Yeah, that was a big thing for me coming to grips with shutting down the Projects. At the same time, the Wake Park Project was blowing up and helping all these places get open. We have done a little over 100 System 2.0 parks now and 15 full-size cables. It was still weird to kind of turn off the Projects. The Projects was this idea of research and developing that side of the sport, but there is just so much going on now with our sport, it didn’t seem like there was a need for it anymore. The Projects was this idea lab and isn’t necessary [now] because it’s everywhere, it’s wildfire.

So now our focus is giving people the tools. The System 2.0, Unit features, how to build a park, design and management help — we can pass along so much information, and that’s what the Wake Park Project is. Then Waypoint is our passion to help people. So looking at how much amazing stuff is out there, it made it easy to shut off the Projects.

The Projects will always be an idea. I think it will always be there in my mind.

It’s interesting you say that. It’s like it lives on. You can’t kill an idea.

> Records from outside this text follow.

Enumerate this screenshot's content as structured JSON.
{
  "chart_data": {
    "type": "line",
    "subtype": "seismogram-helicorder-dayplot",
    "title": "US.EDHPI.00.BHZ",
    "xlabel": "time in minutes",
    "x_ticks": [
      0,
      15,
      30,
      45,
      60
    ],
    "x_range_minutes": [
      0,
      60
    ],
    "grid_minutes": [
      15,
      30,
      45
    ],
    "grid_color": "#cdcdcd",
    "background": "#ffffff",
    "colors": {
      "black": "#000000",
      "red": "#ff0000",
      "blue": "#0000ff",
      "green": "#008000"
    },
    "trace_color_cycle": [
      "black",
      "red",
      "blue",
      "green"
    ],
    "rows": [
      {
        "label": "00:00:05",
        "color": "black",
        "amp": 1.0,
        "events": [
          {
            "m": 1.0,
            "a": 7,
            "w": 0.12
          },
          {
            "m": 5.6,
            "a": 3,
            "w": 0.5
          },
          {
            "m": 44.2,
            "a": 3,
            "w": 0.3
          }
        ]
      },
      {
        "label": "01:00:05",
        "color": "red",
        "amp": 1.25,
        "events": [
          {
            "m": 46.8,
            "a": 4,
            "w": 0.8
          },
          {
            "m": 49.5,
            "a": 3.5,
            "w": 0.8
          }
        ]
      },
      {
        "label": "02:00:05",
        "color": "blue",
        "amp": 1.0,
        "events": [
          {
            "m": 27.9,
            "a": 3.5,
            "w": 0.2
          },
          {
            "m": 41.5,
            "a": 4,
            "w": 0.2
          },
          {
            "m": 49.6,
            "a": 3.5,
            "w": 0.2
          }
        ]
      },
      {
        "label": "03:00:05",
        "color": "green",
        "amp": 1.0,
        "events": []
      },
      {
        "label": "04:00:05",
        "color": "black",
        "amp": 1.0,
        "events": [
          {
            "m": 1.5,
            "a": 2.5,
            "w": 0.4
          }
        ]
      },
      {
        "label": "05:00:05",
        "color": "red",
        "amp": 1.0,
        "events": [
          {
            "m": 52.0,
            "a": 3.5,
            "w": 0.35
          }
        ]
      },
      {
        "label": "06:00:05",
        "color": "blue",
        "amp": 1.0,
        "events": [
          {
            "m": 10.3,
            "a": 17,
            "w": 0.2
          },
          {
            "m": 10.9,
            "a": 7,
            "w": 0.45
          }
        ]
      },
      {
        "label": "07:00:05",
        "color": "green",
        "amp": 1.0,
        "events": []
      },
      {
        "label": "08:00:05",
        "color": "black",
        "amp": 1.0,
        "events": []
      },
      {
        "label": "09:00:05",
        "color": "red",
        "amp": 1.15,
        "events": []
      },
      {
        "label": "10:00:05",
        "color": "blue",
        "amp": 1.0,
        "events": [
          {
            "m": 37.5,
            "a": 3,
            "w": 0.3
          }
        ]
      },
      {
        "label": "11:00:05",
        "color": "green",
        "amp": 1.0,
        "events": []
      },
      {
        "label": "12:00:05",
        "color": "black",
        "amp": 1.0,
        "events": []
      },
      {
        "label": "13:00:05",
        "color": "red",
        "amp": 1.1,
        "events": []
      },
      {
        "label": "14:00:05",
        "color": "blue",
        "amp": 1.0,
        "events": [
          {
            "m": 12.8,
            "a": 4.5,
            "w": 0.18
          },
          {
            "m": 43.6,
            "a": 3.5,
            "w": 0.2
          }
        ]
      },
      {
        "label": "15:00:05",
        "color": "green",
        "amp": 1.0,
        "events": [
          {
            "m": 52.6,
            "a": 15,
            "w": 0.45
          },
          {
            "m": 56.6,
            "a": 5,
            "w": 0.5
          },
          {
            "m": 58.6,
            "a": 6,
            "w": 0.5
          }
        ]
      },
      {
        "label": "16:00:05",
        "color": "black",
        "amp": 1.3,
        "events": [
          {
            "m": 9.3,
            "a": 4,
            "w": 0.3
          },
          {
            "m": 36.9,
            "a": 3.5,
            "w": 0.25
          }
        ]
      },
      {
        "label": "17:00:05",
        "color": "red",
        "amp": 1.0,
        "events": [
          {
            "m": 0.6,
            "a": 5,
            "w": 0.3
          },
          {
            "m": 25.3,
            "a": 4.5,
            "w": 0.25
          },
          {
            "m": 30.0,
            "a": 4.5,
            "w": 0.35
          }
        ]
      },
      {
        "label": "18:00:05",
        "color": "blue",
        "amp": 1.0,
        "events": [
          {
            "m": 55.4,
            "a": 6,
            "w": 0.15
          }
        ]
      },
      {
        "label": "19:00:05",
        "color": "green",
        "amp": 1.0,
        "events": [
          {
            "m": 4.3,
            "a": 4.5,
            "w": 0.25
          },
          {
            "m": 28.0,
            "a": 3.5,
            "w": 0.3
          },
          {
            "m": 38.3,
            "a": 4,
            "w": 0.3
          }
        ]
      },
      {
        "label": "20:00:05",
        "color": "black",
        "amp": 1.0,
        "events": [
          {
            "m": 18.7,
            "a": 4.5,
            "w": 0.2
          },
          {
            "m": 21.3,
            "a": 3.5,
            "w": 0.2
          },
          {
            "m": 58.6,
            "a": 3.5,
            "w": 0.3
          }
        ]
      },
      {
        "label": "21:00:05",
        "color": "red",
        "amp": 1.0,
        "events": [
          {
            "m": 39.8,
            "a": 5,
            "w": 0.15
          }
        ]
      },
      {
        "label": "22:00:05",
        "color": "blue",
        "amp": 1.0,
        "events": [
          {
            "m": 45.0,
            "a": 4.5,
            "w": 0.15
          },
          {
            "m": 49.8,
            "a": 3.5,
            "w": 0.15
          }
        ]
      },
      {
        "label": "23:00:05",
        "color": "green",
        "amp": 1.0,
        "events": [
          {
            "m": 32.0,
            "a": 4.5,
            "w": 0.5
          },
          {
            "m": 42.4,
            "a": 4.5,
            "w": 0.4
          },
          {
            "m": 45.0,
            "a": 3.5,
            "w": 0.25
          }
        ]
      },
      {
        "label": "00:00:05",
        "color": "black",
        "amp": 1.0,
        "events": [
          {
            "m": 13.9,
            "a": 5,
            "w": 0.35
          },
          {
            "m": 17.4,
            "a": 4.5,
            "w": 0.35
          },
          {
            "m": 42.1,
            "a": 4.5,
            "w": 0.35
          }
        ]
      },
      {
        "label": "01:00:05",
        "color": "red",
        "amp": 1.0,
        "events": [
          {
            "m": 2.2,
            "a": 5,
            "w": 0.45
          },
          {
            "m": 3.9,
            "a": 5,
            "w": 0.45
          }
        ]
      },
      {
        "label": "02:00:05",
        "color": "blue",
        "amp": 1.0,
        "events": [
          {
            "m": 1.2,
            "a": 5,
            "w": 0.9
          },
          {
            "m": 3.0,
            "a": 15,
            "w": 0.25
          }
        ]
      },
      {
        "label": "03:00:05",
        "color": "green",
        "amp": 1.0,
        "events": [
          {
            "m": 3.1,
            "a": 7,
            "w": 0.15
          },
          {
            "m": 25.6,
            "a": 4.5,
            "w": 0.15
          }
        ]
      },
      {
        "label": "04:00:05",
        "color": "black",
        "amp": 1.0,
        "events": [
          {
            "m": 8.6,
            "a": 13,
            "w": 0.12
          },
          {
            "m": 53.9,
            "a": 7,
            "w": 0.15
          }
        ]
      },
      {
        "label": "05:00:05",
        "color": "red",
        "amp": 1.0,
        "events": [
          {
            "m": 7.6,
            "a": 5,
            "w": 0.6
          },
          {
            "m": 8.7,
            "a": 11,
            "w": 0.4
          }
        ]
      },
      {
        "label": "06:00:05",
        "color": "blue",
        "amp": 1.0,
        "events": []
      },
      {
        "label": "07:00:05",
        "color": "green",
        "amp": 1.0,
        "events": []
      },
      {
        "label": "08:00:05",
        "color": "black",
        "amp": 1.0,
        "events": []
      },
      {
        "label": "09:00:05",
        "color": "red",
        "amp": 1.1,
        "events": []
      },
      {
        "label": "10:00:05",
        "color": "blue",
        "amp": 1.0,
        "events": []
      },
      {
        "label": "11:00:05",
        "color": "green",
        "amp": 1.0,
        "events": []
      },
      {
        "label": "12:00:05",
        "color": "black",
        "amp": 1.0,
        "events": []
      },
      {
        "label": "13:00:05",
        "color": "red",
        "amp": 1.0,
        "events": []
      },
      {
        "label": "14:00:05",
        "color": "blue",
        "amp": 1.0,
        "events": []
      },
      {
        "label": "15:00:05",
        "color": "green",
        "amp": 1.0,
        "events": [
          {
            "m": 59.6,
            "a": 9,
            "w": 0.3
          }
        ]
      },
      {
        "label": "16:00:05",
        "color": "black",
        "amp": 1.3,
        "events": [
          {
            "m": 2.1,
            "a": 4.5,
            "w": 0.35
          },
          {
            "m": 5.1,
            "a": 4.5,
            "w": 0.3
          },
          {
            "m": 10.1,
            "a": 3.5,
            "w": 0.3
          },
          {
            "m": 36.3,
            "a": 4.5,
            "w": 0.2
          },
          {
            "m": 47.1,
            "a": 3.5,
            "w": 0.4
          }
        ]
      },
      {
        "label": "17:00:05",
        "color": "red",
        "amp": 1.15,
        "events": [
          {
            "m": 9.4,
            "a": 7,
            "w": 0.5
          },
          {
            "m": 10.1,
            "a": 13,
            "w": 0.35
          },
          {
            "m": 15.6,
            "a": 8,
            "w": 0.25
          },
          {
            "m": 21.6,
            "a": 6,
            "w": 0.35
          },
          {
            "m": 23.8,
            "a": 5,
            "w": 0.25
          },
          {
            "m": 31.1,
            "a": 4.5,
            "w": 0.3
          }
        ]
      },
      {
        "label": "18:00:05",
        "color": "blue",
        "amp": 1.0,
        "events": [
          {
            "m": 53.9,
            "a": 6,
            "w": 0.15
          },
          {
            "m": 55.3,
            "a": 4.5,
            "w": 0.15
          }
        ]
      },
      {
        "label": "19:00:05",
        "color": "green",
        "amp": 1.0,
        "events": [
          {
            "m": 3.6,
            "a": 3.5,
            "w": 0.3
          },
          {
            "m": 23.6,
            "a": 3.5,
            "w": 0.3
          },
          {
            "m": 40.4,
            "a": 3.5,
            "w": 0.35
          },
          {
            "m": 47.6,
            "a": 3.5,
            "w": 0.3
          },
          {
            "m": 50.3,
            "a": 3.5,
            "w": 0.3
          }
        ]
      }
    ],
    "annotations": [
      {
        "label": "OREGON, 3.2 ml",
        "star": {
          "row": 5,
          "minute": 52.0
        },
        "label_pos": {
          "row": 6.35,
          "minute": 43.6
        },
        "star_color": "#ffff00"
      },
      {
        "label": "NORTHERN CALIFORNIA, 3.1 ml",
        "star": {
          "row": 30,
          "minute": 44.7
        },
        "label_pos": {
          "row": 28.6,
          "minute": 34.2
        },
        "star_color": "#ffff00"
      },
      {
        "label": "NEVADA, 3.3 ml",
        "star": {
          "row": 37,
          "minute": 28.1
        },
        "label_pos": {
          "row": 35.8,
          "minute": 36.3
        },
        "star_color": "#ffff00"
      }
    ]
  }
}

Are you happy with the way that park riding is going? The overall look and style?

Yeah! It’s progressing and changing and getting technical. For a while there we lost some of the big stuff, and now it’s coming back again. It’s so interesting to follow the things these guys are doing. It’s getting really good and really technical.

What is your proudest accomplishment in watersports so far? You obviously have done so much, but if you could say one thing, what would it be?

That’s hard. It sounds weird, but probably that kid who came to the camp who got off drugs and went back to college and has a life now.

Do you ever trip out looking back and kind of seeing what you helped create? You tangibly redefined the look of the sport.

It blows me away just thinking about hitting that Wake Tech feature back in the day, a floating rainbow rail, and how I thought it was amazing — to look back at that and see how far we have come and what we have now. It’s no small feat, and [it can’t be] attributed to one person. So many people put so much hard work in and so much passion to accomplish that. I always think to myself that if I were a grom today and got to show up at a park and hit all these Unit features, that would be so amazing. It took so many years and so much hard work from so many people. It’s kind of what we wanted when we got into the sport, and now it’s here.